The sergeant gave the trio an approving grin. ‘Well done, Raskin. Now, bind that up, quickly, mind.’
‘Right away, Sergeant,’ the woman said, removing the makeshift tourniquet and exposing the wound. Someone handed her a wad of cloth dampened with water from a canteen and she cleaned it, pressing too far into the flesh for Garec’s comfort, then bound it snugly with a length of gauze someone else had ready.
‘Does he need querlis?’ Garec asked.
The woman glanced up at her sergeant, who nodded. ‘He might need it later,’ she said. ‘It’s bleeding now, but I’ll check it after the blood has clotted. If it looks like it could become infected, I’ll give him some then.’
‘Thanks,’ Garec’s vision blurred again and he flushed.
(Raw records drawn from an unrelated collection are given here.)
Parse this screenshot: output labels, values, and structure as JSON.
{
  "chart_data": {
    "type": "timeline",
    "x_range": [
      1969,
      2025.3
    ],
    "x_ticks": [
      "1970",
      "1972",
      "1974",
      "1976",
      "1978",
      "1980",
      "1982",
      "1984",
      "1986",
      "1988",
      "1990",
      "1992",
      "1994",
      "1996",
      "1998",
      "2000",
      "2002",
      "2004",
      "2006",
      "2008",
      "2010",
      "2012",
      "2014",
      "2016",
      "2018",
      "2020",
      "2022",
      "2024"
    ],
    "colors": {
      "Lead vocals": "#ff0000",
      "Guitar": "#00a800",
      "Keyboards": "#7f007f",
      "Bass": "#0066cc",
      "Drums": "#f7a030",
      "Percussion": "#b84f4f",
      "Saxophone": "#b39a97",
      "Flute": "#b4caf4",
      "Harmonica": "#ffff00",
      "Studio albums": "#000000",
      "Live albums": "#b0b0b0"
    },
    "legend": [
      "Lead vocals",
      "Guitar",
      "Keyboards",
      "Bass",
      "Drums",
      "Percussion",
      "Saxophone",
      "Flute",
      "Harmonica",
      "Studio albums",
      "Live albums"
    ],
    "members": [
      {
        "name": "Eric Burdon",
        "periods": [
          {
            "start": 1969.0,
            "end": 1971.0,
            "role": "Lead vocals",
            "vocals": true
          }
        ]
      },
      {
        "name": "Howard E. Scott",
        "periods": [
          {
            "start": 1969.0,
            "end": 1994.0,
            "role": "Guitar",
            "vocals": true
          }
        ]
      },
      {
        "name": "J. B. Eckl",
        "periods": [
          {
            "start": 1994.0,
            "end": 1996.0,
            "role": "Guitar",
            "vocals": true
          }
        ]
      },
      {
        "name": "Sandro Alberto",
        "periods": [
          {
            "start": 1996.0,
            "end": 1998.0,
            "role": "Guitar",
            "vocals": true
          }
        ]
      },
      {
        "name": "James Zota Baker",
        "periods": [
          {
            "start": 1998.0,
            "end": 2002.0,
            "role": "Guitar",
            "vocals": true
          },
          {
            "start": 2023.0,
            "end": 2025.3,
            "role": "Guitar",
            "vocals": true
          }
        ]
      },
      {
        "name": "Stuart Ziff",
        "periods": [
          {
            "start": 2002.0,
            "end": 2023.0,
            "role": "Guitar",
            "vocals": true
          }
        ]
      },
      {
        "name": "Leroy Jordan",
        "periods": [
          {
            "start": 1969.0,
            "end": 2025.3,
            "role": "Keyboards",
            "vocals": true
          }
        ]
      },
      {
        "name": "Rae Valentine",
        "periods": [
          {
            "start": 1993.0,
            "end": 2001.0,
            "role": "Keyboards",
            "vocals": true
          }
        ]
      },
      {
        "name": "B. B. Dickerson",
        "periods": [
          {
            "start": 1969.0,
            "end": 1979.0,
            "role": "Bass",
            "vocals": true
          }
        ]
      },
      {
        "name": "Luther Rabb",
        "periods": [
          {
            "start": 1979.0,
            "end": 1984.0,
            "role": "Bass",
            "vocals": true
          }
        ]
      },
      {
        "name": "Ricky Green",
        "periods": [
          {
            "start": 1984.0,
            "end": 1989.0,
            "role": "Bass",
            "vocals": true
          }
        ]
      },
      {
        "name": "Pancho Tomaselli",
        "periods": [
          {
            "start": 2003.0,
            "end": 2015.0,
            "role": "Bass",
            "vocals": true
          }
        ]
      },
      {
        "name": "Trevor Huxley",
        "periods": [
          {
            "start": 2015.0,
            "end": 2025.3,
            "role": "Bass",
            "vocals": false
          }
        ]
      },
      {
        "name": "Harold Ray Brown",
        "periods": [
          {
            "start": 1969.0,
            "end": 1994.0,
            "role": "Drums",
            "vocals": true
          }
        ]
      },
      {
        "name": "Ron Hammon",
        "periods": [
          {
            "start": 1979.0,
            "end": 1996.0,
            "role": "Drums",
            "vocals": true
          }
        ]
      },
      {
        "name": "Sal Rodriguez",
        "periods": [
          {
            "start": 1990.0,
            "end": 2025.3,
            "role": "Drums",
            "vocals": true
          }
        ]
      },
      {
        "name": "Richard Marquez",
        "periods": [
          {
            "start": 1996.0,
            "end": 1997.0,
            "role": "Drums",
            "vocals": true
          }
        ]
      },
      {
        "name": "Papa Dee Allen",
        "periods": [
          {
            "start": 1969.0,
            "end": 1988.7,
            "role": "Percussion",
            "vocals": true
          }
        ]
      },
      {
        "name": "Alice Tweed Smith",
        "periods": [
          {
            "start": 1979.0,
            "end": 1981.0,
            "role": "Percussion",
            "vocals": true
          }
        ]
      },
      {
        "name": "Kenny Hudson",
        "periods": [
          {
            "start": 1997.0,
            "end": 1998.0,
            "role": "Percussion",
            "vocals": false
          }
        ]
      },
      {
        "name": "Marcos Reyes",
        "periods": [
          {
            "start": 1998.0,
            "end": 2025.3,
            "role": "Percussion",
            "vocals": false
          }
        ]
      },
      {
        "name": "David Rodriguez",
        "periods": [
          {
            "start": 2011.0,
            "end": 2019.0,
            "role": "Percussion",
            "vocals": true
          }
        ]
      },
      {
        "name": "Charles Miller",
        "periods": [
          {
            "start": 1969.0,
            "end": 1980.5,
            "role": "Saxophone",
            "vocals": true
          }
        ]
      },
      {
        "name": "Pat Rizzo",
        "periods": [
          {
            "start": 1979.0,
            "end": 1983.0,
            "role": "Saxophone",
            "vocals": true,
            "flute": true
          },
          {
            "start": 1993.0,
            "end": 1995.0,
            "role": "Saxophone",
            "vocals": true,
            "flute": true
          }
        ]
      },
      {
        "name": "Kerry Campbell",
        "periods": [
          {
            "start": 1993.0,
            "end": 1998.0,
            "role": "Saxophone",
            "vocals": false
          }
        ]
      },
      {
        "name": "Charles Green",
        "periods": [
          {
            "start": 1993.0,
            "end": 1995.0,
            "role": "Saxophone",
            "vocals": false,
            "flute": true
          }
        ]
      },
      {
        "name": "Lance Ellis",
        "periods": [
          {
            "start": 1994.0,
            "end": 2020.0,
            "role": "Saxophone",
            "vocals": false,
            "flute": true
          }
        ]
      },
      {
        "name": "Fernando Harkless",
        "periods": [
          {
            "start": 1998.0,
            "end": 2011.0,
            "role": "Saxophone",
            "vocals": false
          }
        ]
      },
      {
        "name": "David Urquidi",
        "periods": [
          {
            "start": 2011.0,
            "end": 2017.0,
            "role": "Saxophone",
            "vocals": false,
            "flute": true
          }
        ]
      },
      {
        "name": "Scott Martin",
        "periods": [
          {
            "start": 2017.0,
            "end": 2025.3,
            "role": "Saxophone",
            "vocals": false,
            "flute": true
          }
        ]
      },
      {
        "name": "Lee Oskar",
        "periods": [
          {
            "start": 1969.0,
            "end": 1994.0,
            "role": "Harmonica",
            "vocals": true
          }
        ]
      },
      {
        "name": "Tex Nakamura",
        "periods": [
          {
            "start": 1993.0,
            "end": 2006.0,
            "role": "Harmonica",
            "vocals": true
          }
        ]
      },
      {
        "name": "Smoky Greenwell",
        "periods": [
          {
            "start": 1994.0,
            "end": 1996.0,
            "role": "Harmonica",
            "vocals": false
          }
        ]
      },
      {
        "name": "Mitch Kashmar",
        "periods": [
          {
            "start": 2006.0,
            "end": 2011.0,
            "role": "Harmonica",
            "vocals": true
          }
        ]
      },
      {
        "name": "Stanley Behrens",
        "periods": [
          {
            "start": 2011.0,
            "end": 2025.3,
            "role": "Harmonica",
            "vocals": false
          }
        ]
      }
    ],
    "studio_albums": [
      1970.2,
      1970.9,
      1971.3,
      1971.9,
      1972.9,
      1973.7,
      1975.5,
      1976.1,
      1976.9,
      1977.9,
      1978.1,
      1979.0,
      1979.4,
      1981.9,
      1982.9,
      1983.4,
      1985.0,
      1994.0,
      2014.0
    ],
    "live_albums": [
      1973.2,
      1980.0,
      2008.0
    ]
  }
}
His stomach knotted, but he managed to quell the rush of nausea by pressing his face into the snow to cool the rush of blood and quiet his raging system. He croaked, ‘If you don’t mind, I think I prefer field surgery to tavern surgery.’ The last thing he heard as he passed out was the sergeant bellowing a hearty laugh, a grandfather’s laugh; nothing dangerous in it. Garec felt confident as he drifted away that he and Mark would live.
He didn’t wake, nor did he feel any pain when Raskin extracted the arrows from his hip and leg.
‘So it’s just a minor change in plans, that’s all.’ Hannah dried her tears and laughed. ‘Look at me, will you? I’m a mess.’
Alen’s heart wrenched. He hadn’t mentioned the far portal, but he had told Hannah that Steven and Mark were on their way to Traver’s Notch and that it was just a matter of time – and a significant dose of good luck – before they were reunited and returned safely to Colorado. She had flung her arms around his neck and squeezed him harder than anyone had in nearly a thousand Twinmoons. When she finally released him, her face was already tearstained.